ビタミンDとカルシウムをとっている人では糖尿病の発症が少ない
 ビタミンDとカルシウムの両方を摂取することが、2型糖尿病のリスクを低下させる上で有益であることを示唆した研究は海外でも発表されているが、なぜそうなるのかというメカニズムはよく分かっていない。

 研究では、ビタミンDは膵臓のβ細胞に直接作用してインスリン分泌に関与していること、カルシウムは細胞内のインスリンのシグナル伝達に関与していることが示唆されている。これらが不足するとインスリン感受性が低下するという報告もある。研究班では「ビタミンDがカルシウムの吸収に関与していることも、糖尿病のリスクに影響している考えられる」と述べている。

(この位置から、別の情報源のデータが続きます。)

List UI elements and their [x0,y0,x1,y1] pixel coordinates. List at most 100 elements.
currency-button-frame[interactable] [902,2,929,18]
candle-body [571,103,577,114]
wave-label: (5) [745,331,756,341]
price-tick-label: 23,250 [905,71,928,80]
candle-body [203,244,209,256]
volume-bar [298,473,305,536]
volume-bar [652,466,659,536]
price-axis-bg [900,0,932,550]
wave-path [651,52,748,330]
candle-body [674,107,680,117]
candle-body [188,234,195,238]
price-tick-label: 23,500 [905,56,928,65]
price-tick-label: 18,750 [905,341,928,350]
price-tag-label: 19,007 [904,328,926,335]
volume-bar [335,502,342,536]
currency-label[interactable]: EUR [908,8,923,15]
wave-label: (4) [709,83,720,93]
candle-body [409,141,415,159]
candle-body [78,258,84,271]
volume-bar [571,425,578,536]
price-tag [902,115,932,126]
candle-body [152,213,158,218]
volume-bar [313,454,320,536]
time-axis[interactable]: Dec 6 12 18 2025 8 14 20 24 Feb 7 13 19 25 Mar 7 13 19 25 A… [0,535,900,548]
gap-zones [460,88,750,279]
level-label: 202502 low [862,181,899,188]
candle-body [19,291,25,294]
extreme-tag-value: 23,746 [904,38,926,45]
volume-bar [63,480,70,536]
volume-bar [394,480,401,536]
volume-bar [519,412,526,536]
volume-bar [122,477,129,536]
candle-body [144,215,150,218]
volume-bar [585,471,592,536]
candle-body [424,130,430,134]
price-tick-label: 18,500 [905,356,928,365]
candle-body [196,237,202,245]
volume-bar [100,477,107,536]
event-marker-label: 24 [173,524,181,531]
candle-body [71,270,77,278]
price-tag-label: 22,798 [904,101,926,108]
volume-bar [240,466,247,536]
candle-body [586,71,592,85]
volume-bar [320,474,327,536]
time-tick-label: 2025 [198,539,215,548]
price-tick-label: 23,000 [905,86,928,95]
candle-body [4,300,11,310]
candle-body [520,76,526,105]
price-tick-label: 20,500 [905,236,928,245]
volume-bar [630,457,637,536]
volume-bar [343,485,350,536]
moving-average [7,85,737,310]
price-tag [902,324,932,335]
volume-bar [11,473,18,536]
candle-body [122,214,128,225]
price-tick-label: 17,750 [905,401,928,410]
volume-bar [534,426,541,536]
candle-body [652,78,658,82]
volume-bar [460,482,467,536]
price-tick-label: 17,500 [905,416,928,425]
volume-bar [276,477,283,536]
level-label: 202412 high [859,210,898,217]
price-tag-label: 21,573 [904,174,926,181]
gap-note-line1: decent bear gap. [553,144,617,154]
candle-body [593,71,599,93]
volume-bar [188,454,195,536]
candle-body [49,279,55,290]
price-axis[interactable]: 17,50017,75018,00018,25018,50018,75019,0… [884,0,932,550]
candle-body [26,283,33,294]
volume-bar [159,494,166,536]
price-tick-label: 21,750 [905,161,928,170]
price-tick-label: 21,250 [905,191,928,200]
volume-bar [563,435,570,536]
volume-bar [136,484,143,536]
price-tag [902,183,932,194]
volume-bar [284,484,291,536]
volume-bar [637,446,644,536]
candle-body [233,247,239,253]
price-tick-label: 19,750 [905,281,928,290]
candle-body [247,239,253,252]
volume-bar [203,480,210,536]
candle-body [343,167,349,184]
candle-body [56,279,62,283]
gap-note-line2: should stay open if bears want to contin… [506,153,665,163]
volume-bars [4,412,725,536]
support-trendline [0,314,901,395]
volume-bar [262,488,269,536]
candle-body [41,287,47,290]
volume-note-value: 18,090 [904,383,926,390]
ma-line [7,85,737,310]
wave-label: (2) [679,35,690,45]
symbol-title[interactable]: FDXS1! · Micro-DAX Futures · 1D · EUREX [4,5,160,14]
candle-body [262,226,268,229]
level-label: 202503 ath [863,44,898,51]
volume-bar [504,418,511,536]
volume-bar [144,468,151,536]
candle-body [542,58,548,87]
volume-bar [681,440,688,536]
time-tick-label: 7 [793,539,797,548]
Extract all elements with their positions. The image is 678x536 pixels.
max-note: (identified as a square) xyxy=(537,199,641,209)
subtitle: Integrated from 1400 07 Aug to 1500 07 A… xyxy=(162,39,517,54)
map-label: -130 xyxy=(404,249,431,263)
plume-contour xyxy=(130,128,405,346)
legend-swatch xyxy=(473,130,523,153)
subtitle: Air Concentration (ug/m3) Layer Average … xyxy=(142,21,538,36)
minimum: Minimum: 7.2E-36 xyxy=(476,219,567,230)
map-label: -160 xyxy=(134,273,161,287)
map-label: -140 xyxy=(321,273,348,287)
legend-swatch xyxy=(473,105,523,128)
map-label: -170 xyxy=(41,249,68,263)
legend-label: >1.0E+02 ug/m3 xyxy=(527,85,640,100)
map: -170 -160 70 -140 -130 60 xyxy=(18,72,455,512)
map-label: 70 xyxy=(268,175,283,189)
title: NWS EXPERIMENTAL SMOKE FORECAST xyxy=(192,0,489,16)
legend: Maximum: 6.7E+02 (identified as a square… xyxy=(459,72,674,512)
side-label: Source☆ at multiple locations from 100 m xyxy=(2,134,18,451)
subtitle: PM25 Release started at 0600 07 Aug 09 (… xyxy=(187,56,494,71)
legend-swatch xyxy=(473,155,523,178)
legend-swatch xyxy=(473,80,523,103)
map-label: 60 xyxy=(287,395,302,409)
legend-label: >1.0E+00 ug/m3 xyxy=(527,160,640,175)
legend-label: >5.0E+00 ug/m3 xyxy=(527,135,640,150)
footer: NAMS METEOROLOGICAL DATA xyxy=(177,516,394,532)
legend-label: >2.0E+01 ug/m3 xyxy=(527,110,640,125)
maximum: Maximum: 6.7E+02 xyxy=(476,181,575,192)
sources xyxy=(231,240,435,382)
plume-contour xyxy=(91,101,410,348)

 乳製品と糖尿病との関連が女性のみに認められた点については、「女性では乳製品の摂取量が全体的に高かったのに対し、男性では低く、リスクを低減するのに十分な量ではなかった可能性がある。ビタミンDは、日光(紫外線)にあたることで皮膚でつくられる。男女ともに食事からの摂取量だけでは体内の全てのビタミンD量を反映できなかったのではないか」としている。

 「家族歴、肥満、飲酒、運動、高血圧、カロリー量などを考慮して解析したが、健康的な生活習慣などによる可能性も考慮しなければないない。今後の研究で、糖尿病を予防する食生活がよりあきらかになることが期待される」。